Tribunal Administratif de Montpellier — Décision N° TA34-2201540

jeudi 16 novembre 2023

JuridictionTribunal Administratif de Montpellier
SectionTribunal Administratif de Montpellier
N° DossierTA34-2201540
TypeDécision
RecoursPlein contentieux
PublicationD
Formation4ème chambre
Avocat requérantDA LUZ SOUSA

Texte intégral

Vu la procédure suivante :

Par une requête et un mémoire, enregistrée le 25 mars 2022 et le 13 octobre 2023, ce dernier n'ayant pas été communiqué, la société STJ animations, représentée par Me Da Luz Souza, demande au tribunal :

1°) de réduire à la somme de 9 527 euros le montant du titre de recettes émis le 21 octobre 2021 à son encontre par la direction des finances publiques des Pyrénées-Orientales pour un montant de 22 110 euros correspondant à l'aide qu'elle a perçue du fonds de solidarité institué par l'ordonnance n°2020-317 du 25 mars 2020 portant création d'un fonds de solidarité à destination des entreprises particulièrement touchées par les conséquences économiques, financières et sociales de la propagation de l'épidémie de covid-19 et des mesures prises pour limiter cette propagation ;

2°) de mettre à la charge de l'Etat une somme de 2 000 euros au titre de l'article L. 761-1 du code de justice administrative.

Elle soutient :

- qu'elle est de bonne foi et a commis une erreur en effectuant sa déclaration de chiffre d'affaires en faisant apparaître le chiffre d'affaires toutes taxes comprises et non hors taxes ; qu'elle a tenté de régulariser sa situation ;

- elle peut prétendre à une aide totale de 12 583 euros et le titre de recettes doit être réduit à concurrence de cette somme ;

- elle s'est déjà acquittée du paiement d'une somme de 6 821,51 euros correspondant au titre de perception daté du 21 octobre 2021 ;

Par des mémoires en défense, enregistrés les 20 juillet 2023 et 19 septembre 2023, la direction départementale des finances publiques des Pyrénées-Orientales conclut au rejet de la requête.
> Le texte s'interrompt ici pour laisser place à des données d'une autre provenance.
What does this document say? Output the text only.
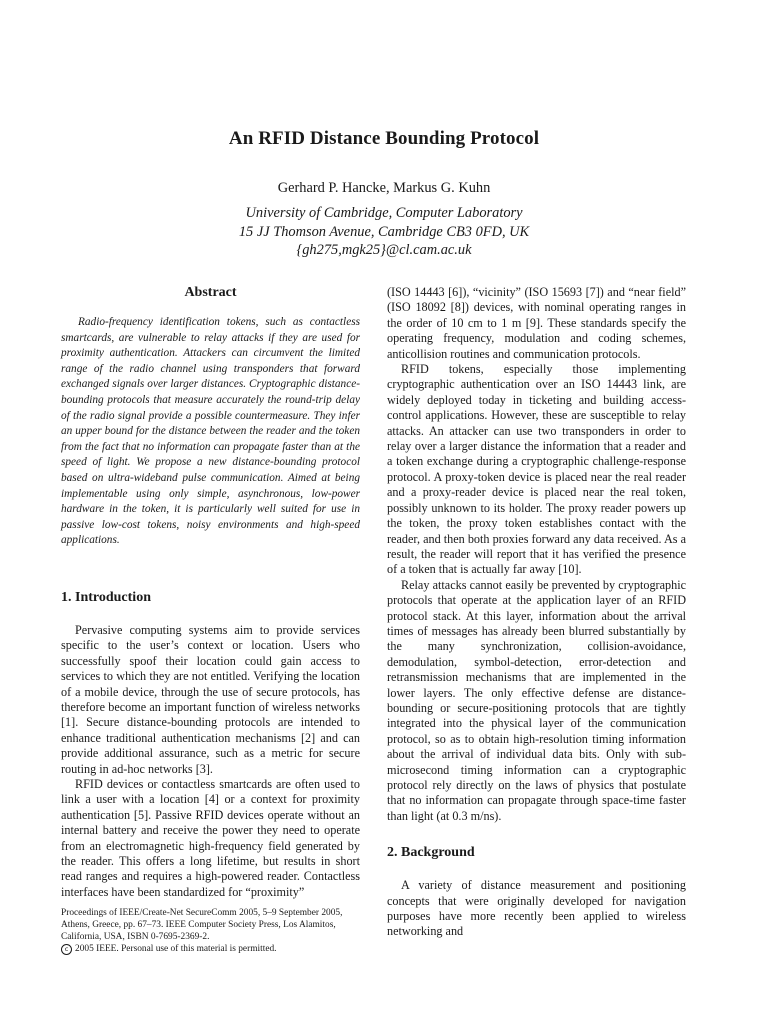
An RFID Distance Bounding Protocol
Gerhard P. Hancke, Markus G. Kuhn
University of Cambridge, Computer Laboratory
15 JJ Thomson Avenue, Cambridge CB3 0FD, UK
{gh275,mgk25}@cl.cam.ac.uk
Abstract

Radio-frequency identification tokens, such as contactless smartcards, are vulnerable to relay attacks if they are used for proximity authentication. Attackers can circumvent the limited range of the radio channel using transponders that forward exchanged signals over larger distances. Cryptographic distance-bounding protocols that measure accurately the round-trip delay of the radio signal provide a possible countermeasure. They infer an upper bound for the distance between the reader and the token from the fact that no information can propagate faster than at the speed of light. We propose a new distance-bounding protocol based on ultra-wideband pulse communication. Aimed at being implementable using only simple, asynchronous, low-power hardware in the token, it is particularly well suited for use in passive low-cost tokens, noisy environments and high-speed applications.

1. Introduction

Pervasive computing systems aim to provide services specific to the user’s context or location. Users who successfully spoof their location could gain access to services to which they are not entitled. Verifying the location of a mobile device, through the use of secure protocols, has therefore become an important function of wireless networks [1]. Secure distance-bounding protocols are intended to enhance traditional authentication mechanisms [2] and can provide additional assurance, such as a metric for secure routing in ad-hoc networks [3].

RFID devices or contactless smartcards are often used to link a user with a location [4] or a context for proximity authentication [5]. Passive RFID devices operate without an internal battery and receive the power they need to operate from an electromagnetic high-frequency field generated by the reader. This offers a long lifetime, but results in short read ranges and requires a high-powered reader. Contactless interfaces have been standardized for “proximity”

(ISO 14443 [6]), “vicinity” (ISO 15693 [7]) and “near field” (ISO 18092 [8]) devices, with nominal operating ranges in the order of 10 cm to 1 m [9]. These standards specify the operating frequency, modulation and coding schemes, anticollision routines and communication protocols.

RFID tokens, especially those implementing cryptographic authentication over an ISO 14443 link, are widely deployed today in ticketing and building access-control applications. However, these are susceptible to relay attacks. An attacker can use two transponders in order to relay over a larger distance the information that a reader and a token exchange during a cryptographic challenge-response protocol. A proxy-token device is placed near the real reader and a proxy-reader device is placed near the real token, possibly unknown to its holder. The proxy reader powers up the token, the proxy token establishes contact with the reader, and then both proxies forward any data received. As a result, the reader will report that it has verified the presence of a token that is actually far away [10].

Relay attacks cannot easily be prevented by cryptographic protocols that operate at the application layer of an RFID protocol stack. At this layer, information about the arrival times of messages has already been blurred substantially by the many synchronization, collision-avoidance, demodulation, symbol-detection, error-detection and retransmission mechanisms that are implemented in the lower layers. The only effective defense are distance-bounding or secure-positioning protocols that are tightly integrated into the physical layer of the communication protocol, so as to obtain high-resolution timing information about the arrival of individual data bits. Only with sub-microsecond timing information can a cryptographic protocol rely directly on the laws of physics that postulate that no information can propagate through space-time faster than light (at 0.3 m/ns).

2. Background

A variety of distance measurement and positioning concepts that were originally developed for navigation purposes have more recently been applied to wireless networking and

Proceedings of IEEE/Create-Net SecureComm 2005, 5–9 September 2005, Athens, Greece, pp. 67–73. IEEE Computer Society Press, Los Alamitos, California, USA, ISBN 0-7695-2369-2.

c 2005 IEEE. Personal use of this material is permitted.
Elle fait valoir qu'il y a lieu de réduire le titre de recettes à hauteur d'une somme de 10 778 euros à laquelle la société STJ animations peut prétendre au titre de l'aide du fonds de solidarité.

Vu les autres pièces du dossier.

Vu :

- l'ordonnance n°2020-317 du 25 mars 2020 ;

- l'ordonnance n° 2020-705 du 10 juin 2020

- le décret n°2020- 371 du 30 mars 2020 modifié ;

- le code de justice administrative.

Les parties ont été régulièrement averties du jour de l'audience.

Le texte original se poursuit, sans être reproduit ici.